Portanto, concluo que, em se
tratando de ciganos, Debret não deve ser levado a sério, nem quando
travestido de antropólogo social, pois quando fala de modos e costumes
ciganos está reescrevendo Grellmann. Remetemos os leitores e leitoras à
nossa obra Brumas da história ciganos e escravos no Brasil, in
Revista do Instituto Histórico e Geográfico Brasileiro. R.IHGB, a.163,
n.417, p.11-60, out. /dez. 2002 e na AmazonkindleBrazil.
Os ciganos, à medida que foram chegando ao
Brasil, especialmente Rio de Janeiro, foram expelidos para o Valongo que
então nada mais era que um local pantanoso e pestilento, no dizer de
Vivaldo Coaracy[1].
A cidade ultrapassou a rua da Vala [hoje Uruguaiana] e foi se espraiando
em direção ao Valongo.
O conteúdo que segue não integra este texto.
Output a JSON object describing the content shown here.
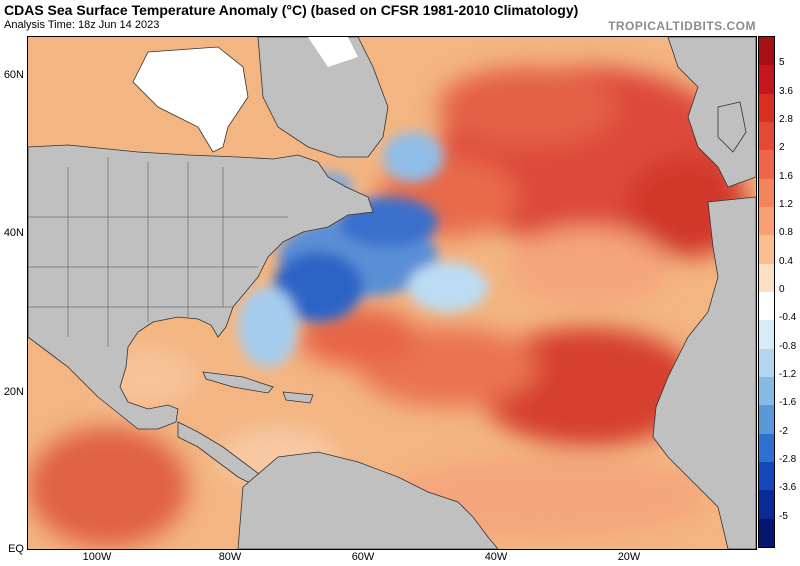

Novamente os ciganos foram expulsos para outros
pântanos. Isto nos dá a certeza de que não tiveram e não puderam
comerciar escravos, como querem dizer aqueles viajantes que por aqui
passaram nos séculos XVI a XVIII. No Rio antigo, aos ciganos que se
tornaram sedentários, as autoridades lhes designaram para residência os
brejos palustres, então considerados longínquos ao fim da rua do Piolho
[hoje Carioca], isto é, num local que seria depois o Rocio (hoje praça
Tiradentes). Aos ciganos, então, deve-se atribuir a glória ou grande
heroísmo de serem os primeiros habitantes do Valongo e de sobreviverem
em local tão insalubre. Posteriormente, os ciganos mudaram para a rua
dos Ciganos, hoje rua da Constituição. Quanto à acusação de ciganos
serem escravistas, isto de fato é um conto da carochinha de Debret(que
por aqui esteve entre 1816-1831,
aproveitado por dom João VI, já que Debret estava sobrante/disponível
na França). Como ele era empregado do príncipe-regente, depois rei e
evidentemente gozava das benesses da corte, não achou conveniente, ou
teve medo de indicar os verdadeiros escravistas (ele perderia o
emprego); foi mais fácil culpar os ciganos. Esta mentira foi devidamente
refutada, por nós. Apesar disto, estudiosos de história, os mestrandos e
doutorados, com algumas belas exceções, também seguem a trilha de Debret,
o preconceituoso. E são preconceituosos por tabela. Poderão dizer que
existem papéis, relações, ofícios, comprovando o envolvimento de ciganos
com escravos. É verdade, porém não podemos esquecer que somente os
ciganos eram taxativamente excluídos[2]
do comércio escravista; portanto, quando — eventualmente — exerciam este
mister eram perseguidos e presos. Outras etnias: portugueses,
brasileiros, negros (pasmem!
Escravo podia comprar escravo), judeus, americanos, franceses,
ingleses, holandeses, espanhóis, podiam livremente exercer o nefando
escravismo, sem qualquer coerção. Daí não aparecerem jamais como
escravistas, nem eram presos ou perseguidos e não são registrados nas
crônicas policiais. Quem se atreveria enfrentar a ira dos irmãos Antônio
e João Gomes Barroso e de um Antônio Elias Lopes e de mais de 200 outros
traficantes de grosso trato?É,Elias Lopes não dava pontosemnó,
presenteou ao rei uma chácara,
em São Cristóvão...e foi regiamente recompensado[3].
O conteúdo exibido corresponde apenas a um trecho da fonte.